Wednesday, February 17, 2010

Breaking: Wilkinson admits there is no statistically significant relationship between life expectancy and inequality!

Blogger August has done some nice journalism.

Wilkinson writes:


"These problems look serious only to the uninitiated, unaware of the vast literature. There are now about 200 peer reviewed analyses of the relation between various measures of health and inequality in different settings (see attached review). There have been times in the past where, because of rapid changes in income distribution, cross-sectional relationships have temporarily disappeared only to reappear when the new levels of inequality have had time to work their way through to affect culture and then health. As I said, death rates at older ages which now dominate life expectancy, are likely to be influenced by inequality throughout life. Although I started off working on health in relation to inequality, we now know that health is more weakly related to inequality than many of the other outcomes we look at.

Kate has quickly run through our data to see how the outcomes relate to the OECD inequality figures (see attached file). There are a few changes, some stronger, some weaker, but the vast majority much as before - see attached table. Inevitably things change, there are lag periods and there are different measures of income and income distribution. She has also included correlations for some of the relationships in question using the new inequality measures in the UN Human Dev Rpt 2009."


What you will notice in his two graphs is that Life expectancy never had a statistically significant relationship to Gini! This is even if you use his 21 cherry picked countries, and even if you use the UN HDI index instead of the OECD.

I encourage everyone to go ahead and klick on the tables.

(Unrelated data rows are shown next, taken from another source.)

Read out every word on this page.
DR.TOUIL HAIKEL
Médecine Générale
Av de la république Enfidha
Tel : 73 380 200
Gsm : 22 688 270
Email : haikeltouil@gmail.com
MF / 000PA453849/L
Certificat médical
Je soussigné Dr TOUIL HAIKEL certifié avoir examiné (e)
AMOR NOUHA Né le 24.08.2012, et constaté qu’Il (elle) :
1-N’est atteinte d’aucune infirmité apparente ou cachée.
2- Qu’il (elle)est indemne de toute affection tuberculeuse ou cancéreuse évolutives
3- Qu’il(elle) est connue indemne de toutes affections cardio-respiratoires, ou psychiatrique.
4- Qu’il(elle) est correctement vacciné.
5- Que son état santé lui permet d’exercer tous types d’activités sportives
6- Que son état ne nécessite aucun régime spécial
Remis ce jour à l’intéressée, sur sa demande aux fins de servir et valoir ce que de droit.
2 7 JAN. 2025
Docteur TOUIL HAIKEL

You will see with your own eyes that inequality is not related in a statistically significant way with life expectancy. P value 0.24 means that it is not even statistically significant at a 10% level (usually you require 5%).

Wilkinson is through this table ADMITTING that his main variable, inequality, does not have a robust tie to the main measure of health, life expectancy.

Mission accomplished.

He refuses to admit this in words however, choosing to avoid the subject, and claim you have to be "uninitiated" to want statistically significant results between simple and straightforward variables that his theory predicts.

Wilkinson want to remove Japan from the sample. Even if he does this it is not statistically significant at a 5% level. And what justification does he have to arbitrarily remove one country from the sample, a country with 127 million inhabitants? Can I remove the U.S from the sample when doing obesity? There is a name for this: data mining. There is another name, but let us not get nasty.

I can tell you that this is not how you do science. If you are an undergraduate student, and remove one country with no justification from your small sample in order to get closer to statistical significance, your professor will likely fail you.

Does Wilkinson admit in his lectures and in his book that life expectancy is not linked to inequality?

If he doesn't, puts up those famous diagrams and gives the audience the opposite impression ("Inequality Kills") he is committing academic fraud.

Instead we get to know the number of studies does about the issue. There is a "vast literature". Ooh, I am impressed! What he does not tell you is that many of the of those studies find no effect (I linked to a few as examples in earlier posts). The number of studies tell us nothing. There are hundreds of studies made on taxes and growth, but there is no accepted robust relationship.

Would you believe me if I told you: Taxes are proven to be bad for growth. I have no robust evidence for this, but here are references to 200 studies with mixed findings and endogeniety problems. With so many studies it must be true!

(I don't quite understand why The Spirit Level pushed all those nice convincing cross country correlations in the first place, if the argument now is not the cross country relationship, but the "vast literature". Oh well. I must be very "uninitiated" to ask these rude questions).

Of claiming something is true because there are many studies about it will not impress academics. Wilkinston, in choosing to ignore addressing the causality problem in his variables, and in ignoring statistical significance as a standard, has decided he does not need academic credibility. He will target an unsophisticated audience who don't ask too many difficult questions, such as Social Democratic party activist in need for their ideology to be supported by "science".

By the way, notice yesterday he told me to look at mortality for working age adults. "look at mortality among... the working age populations". I did, no statistically significant relationship.

He does not mention why. Ignoring this problem, he changes his story, and today writes that inequality will instead influence the old.

What is good about life expectancy is that you can account for both mortality among the old and middle ages. But OK. Let us use his latest standard: the life expectancy of the old.

I look at remaining life expectancy at 65 for men and women (the OECD does not have a table for both sexes, and since there are many more women alive at 65 we can't average them easily).

In both cases, the relationship with inequality is not statistically significant, and of the wrong sign (more unequal live slightly longer).

For women:


For men:


Now, since I am super-nice, I will graph life expectancy at 65 in 2005 with inequality 2 decades ago, for all countries that there is data.
For women:


For men:


Nothing, the opposite sign of what The Spirit Level claims again, and not statistically significant.

How many specifications have I run so far? 20? I have done the UN, the OECD, the young, the old. Except infant mortality, a robust relationship just isn't there.

This sounds like a good life though. I can find not statistically significant variables, and tour around the world selling stories to naive Social Democrats.